DDoS attacks getting bigger, stronger and longer
Number of attacks rose by a third year on year, with perpetrators becoming less concerned about detection, according to Prolexic
Distributed Denial of Service (DDoS) attacks got bigger, stronger and longer in Q2 and there were more of them, according to research by one of the market's key protagonists.
According to Prolexic Technologies' Quarterly Global DDoS Attack Report, the average packet-per-second (pps) rate and average bandwidth of DDoS attacks launched in the three months to June grew by 1,655 per cent and 925 per cent respectively.
As well as being more powerful, they also lasted longer – 38 hours on average compared with 17 hours in Q2 2012 – as attackers became less concerned about being detected.
The data was based on all the attacks mitigated by Prolexic, a Florida-based firm which claims to work with 10 of the world's largest banks and lists Didata, BT and Preventia among its channel partners.
The number of DDoS attacks rose by 33 per cent, with infrastructure-directed attacks (Layer 3 and 4) accounting for 75 per cent of the total and application-layer attacks (Layer 7) making up the remainder, Prolexic said. However, application-layer attacks are growing at a much faster rate – 79 per cent compared with 23 per cent for Layer 3-4.
SYN floods were the attack type of choice, accounting for nearly a third of the total.
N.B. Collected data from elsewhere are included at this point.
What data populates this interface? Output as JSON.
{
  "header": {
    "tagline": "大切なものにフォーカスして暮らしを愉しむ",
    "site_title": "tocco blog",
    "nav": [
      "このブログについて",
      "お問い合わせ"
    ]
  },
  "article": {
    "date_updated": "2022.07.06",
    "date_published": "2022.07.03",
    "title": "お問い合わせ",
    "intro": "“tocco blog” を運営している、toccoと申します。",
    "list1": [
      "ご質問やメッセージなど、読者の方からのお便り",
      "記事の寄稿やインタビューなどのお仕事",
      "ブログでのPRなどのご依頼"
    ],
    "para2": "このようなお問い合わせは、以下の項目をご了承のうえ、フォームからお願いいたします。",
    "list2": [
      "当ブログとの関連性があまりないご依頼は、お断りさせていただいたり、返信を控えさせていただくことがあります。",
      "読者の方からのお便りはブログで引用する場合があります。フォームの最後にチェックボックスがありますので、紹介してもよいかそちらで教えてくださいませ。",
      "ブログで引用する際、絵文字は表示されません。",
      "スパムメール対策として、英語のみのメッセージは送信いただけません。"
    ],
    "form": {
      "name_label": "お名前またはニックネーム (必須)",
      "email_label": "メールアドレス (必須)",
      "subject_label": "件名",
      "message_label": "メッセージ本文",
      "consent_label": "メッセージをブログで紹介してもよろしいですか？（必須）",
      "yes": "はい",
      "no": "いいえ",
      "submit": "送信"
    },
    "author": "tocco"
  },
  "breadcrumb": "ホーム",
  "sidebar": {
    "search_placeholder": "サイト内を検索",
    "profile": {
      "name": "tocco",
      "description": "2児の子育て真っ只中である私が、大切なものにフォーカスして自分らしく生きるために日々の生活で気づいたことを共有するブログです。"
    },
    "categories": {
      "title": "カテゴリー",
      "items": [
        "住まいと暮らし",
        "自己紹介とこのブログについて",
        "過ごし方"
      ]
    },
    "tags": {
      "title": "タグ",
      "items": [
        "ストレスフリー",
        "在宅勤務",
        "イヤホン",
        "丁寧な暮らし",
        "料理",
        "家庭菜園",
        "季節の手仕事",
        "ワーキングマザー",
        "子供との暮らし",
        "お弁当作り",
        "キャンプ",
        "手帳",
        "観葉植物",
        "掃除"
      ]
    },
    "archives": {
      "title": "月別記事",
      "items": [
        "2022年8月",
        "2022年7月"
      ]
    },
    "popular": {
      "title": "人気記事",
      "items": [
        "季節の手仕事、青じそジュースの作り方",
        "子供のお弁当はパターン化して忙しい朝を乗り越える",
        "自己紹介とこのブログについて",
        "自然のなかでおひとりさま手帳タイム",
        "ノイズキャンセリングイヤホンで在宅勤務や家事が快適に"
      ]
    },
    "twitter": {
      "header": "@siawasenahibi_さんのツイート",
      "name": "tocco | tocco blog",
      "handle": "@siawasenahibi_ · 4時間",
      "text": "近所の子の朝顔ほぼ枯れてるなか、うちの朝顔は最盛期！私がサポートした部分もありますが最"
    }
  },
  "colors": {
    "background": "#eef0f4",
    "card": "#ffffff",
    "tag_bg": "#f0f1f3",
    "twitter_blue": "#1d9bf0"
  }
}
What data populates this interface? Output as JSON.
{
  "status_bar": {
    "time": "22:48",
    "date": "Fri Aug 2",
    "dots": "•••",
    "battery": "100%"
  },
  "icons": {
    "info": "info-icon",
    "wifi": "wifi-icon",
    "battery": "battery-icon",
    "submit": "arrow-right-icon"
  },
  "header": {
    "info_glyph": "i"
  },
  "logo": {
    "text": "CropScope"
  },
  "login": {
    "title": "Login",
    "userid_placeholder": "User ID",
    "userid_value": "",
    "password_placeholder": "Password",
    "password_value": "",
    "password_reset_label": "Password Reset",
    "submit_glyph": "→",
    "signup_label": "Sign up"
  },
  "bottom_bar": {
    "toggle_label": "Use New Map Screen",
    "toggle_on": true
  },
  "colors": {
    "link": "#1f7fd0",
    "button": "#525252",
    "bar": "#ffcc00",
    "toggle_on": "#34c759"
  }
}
"This quarter we logged increases for all major DDoS attack metrics, and some have been significant. DDoS attacks are getting bigger, stronger and longer," said Stuart Scholly, president at Prolexic. "We believe this growth is being fuelled by the increasing prevalence of compromised Joomla and WordPress web servers in increasingly large botnets."
Scholly said attack durations are probably increasing because perpetrators are less concerned about detection and protecting their botnets.
"The widespread availability of compromised web servers makes it much easier for malicious actors to replenish, grow and redeploy botnets," he said.
DDoS mitigation is becoming big business for the channel, with IDC predicting the market will grow by 18.2 per cent annually between 2012 and 2017 to reach $870m (£570m).
The frequency, strength and duration of DDoS attacks also rose on a quarter-on-quarter basis, Prolexic said. Average bandwidth ticked up two per cent on Q1, while average pps volume rose 46 per cent sequentially. Average attack durations rose by 10 per cent quarter on quarter, while the number of attacks was up by 20 per cent.